CD8 is also a glycoprotein serving as a co-receptor for the T-cell receptor. It is expressed on cytotoxic T cells that have the capability of killing tumour cells. In a recent study by Piersma et al (2007) the presence of intratumoural CD8+ cells in cervical cancer correlated with the lack of pelvic lymph node spread and therefore correlated indirectly with prognosis. Also in other cancer types as ovarian cancer (Sato et al, 2005), endometrial cancer (Kondratiev et al, 2004), colon cancer (Guidoboni et al, 2001) and lung cancer (Eerola et al, 2000) have intratumoural CD8+ cells that have been correlated to improved prognosis.

The immune response towards cancer is very complex and the different cell types interact and influence each other (Eiben et al, 2002). In our study we found CD3+ cells to be the strongest predictor of prognosis and the reason might be that the presence of several immune cell subtypes and not one in particular is important. The cytotoxic T cells are very important in cancer defence but their effect is dependent on the presence of other cells, including T helper cells. We found both intra- and peritumoural cell densities to be associated with prognosis and as opposed to other studies (Bethwaite et al, 1996; Chao et al, 1999) the densities of peritumoural CD3+ and CD8+ cells were stronger predictors than intratumoural cells.

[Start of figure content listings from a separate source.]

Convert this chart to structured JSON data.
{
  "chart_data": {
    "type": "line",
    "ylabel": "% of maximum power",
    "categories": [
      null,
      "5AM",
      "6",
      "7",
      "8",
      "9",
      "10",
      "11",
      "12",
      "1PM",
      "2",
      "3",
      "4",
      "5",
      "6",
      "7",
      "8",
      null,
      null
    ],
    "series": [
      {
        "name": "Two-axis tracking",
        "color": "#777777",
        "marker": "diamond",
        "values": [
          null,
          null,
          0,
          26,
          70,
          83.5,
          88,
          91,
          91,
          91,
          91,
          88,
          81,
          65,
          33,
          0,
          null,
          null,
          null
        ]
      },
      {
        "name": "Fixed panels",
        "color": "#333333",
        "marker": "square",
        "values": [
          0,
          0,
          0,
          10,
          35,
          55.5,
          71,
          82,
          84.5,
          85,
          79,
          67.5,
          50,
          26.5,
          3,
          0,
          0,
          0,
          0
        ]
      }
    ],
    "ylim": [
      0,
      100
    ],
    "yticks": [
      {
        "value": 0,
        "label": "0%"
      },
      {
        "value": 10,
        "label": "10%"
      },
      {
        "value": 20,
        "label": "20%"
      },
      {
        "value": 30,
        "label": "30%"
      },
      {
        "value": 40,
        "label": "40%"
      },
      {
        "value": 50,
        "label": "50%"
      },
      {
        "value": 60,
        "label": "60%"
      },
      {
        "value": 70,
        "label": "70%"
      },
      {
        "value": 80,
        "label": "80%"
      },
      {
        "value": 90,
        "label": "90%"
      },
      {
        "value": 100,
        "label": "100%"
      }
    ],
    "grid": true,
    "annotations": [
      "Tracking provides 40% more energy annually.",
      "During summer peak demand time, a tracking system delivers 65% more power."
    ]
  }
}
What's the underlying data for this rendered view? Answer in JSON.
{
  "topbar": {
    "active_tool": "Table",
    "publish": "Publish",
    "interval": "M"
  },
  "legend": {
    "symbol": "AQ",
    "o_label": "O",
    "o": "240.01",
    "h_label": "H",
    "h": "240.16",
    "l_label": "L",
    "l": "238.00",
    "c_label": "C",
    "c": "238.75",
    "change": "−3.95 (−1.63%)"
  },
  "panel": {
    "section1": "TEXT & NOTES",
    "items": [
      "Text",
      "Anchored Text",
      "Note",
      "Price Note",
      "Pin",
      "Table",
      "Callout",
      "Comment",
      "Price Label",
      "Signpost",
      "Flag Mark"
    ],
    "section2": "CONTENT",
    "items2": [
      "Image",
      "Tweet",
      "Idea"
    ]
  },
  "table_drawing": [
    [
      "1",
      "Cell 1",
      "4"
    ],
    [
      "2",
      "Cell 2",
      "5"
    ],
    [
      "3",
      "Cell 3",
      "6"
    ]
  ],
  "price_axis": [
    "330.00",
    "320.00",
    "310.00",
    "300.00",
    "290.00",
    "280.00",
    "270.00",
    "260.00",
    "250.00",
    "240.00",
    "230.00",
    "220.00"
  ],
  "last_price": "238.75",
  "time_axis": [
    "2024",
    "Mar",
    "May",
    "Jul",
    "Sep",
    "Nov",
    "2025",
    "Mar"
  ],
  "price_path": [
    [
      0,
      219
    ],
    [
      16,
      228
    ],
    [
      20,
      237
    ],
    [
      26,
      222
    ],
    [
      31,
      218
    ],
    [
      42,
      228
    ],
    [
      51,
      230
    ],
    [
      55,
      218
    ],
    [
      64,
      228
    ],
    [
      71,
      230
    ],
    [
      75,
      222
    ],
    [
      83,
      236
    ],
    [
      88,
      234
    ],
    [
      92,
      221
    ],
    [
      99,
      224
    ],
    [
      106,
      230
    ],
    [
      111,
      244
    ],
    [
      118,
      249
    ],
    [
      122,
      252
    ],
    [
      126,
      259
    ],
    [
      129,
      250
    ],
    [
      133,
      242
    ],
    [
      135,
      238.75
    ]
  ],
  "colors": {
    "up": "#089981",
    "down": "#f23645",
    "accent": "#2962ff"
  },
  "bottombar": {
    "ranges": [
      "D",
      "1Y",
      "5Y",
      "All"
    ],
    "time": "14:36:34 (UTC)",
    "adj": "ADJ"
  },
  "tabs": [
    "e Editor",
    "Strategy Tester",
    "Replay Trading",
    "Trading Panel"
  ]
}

According to our study, analyses of the in situ cellular immune response at the time of diagnosis can divide patients into groups, having different risks of relapse even after therapy. A relative simple evaluation of the density of peritumoural CD3+ cells is a possibly useful predictive marker of relapse, and the group of patients having the lowest density of cells should be controlled extra carefully for relapse of disease.